Shaming and blaming: When victims of abuse face disfavor

Shaming and blaming: When victims of abuse face disfavor
Study of sexual assault scenarios finds the more abuse that occurs, the more teen victims are blamed for being victimized

Kate Theimer stands amid abuse victim messages in the stairwell of Lincoln's Child Advocacy Center. Theimer, a Nebraska graduate student, completed a research that found abused teens are more likely to be blamed if the abuse occurred more than once.
Craig Chandler | University Communication
Kate Theimer stands amid abuse victim messages in the stairwell of Lincoln's Child Advocacy Center. Theimer, a Nebraska doctoral student, completed research that found abused teens are more likely to be blamed if the abuse occurred more than once.
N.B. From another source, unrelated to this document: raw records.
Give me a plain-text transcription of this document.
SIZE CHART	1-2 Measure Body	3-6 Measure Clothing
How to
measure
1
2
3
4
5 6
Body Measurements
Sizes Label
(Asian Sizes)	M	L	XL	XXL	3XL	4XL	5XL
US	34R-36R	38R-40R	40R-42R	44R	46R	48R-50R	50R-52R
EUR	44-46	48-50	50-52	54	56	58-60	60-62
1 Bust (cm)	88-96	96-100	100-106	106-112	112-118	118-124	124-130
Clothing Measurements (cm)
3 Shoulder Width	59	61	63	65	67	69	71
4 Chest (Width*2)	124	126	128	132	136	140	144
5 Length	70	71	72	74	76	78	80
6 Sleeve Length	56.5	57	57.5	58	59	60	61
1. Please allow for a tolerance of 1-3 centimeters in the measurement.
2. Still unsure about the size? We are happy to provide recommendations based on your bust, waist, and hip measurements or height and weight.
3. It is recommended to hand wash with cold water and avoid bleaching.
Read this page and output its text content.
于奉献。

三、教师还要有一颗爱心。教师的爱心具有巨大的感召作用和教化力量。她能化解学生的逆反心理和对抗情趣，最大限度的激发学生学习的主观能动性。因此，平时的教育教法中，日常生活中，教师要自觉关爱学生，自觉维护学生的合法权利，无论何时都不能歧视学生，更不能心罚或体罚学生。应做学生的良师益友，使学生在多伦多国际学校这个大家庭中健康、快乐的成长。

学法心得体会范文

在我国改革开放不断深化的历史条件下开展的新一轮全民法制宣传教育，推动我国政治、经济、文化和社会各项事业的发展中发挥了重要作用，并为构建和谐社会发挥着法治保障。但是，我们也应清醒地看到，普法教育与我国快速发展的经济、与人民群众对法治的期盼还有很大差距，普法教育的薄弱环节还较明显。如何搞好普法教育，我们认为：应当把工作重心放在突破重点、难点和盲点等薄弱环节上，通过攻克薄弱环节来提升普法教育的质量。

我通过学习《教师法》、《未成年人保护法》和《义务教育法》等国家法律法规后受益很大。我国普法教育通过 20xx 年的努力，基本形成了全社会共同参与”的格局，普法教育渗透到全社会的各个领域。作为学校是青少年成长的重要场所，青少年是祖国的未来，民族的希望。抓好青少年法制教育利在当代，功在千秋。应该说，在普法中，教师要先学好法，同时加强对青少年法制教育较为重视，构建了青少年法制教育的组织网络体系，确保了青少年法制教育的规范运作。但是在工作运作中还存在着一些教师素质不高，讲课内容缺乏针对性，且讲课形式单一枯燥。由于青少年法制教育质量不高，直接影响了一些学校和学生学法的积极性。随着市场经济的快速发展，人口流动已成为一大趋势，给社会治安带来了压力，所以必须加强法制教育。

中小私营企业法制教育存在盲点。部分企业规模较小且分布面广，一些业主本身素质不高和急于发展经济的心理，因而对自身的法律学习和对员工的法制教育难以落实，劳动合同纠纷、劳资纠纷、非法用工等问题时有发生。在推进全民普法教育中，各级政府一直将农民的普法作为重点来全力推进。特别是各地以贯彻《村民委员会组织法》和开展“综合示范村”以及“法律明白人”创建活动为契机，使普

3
As Kate Theimer counseled dozens of sexual assault survivors and their families through Project SAFE at Lincoln's Child Advocacy Center, a troubling trend was occurring among adolescent and teenaged clients.

“A lot of these kids were talking about feeling blamed — that the abuse was their fault — by their family members, their friends and others in their lives,” she said.

Theimer, a doctoral student in the University of Nebraska-Lincoln clinical psychology program, recently published a study in the Journal of Interpersonal Violence that found abused teens are more likely to be blamed if the abuse occurred more than once. Her research also highlighted the tendency for blame to land on a victim's parent if the victim had previous behavior problems, such as school suspensions, as well as repeated abuse.

The findings are a first step toward better training for those around the victim who are responding to reports of abuse, Theimer said. Understanding the facets of blame among child sexual assault victims can provide a foundation for better training for police officers, social workers and other first responders to abuse.

More than 700 people were surveyed and were asked to assign responsibility to a hypothetical teenaged victim. The hypothetical situations included details of abuse, whether it was one occurrence or many, as well as mentions of a victim's behavioral problems — two factors in victim-blaming that Theimer often encountered among her teenaged clients at Project SAFE.

The findings are important, Theimer said, because victims who feel blamed for being abused may be more likely to experience further depression, anxiety and post-traumatic stress disorder.

“It’s really hard to move forward if you feel like other people see you as a responsible party in something that wasn't your fault,” she said.

Blaming parents isn’t helpful, either, Theimer said. Parents often experience similar mental health problems, which can impede their ability to help their child.

While disheartening, Theimer said it wasn’t unexpected that victims are blamed for abuse that continues to occur. Often, she said, people assume the victim could have stopped it or should have come forward sooner.

“People frequently have a difficult time understanding why victims don't come forward immediately. But victims are often afraid they’ll get in trouble, they’ll be blamed, that no one will believe them. They often feel very ashamed and guilty," she said. “I would like to empower those professionals to be a positive part of the trauma recovery.”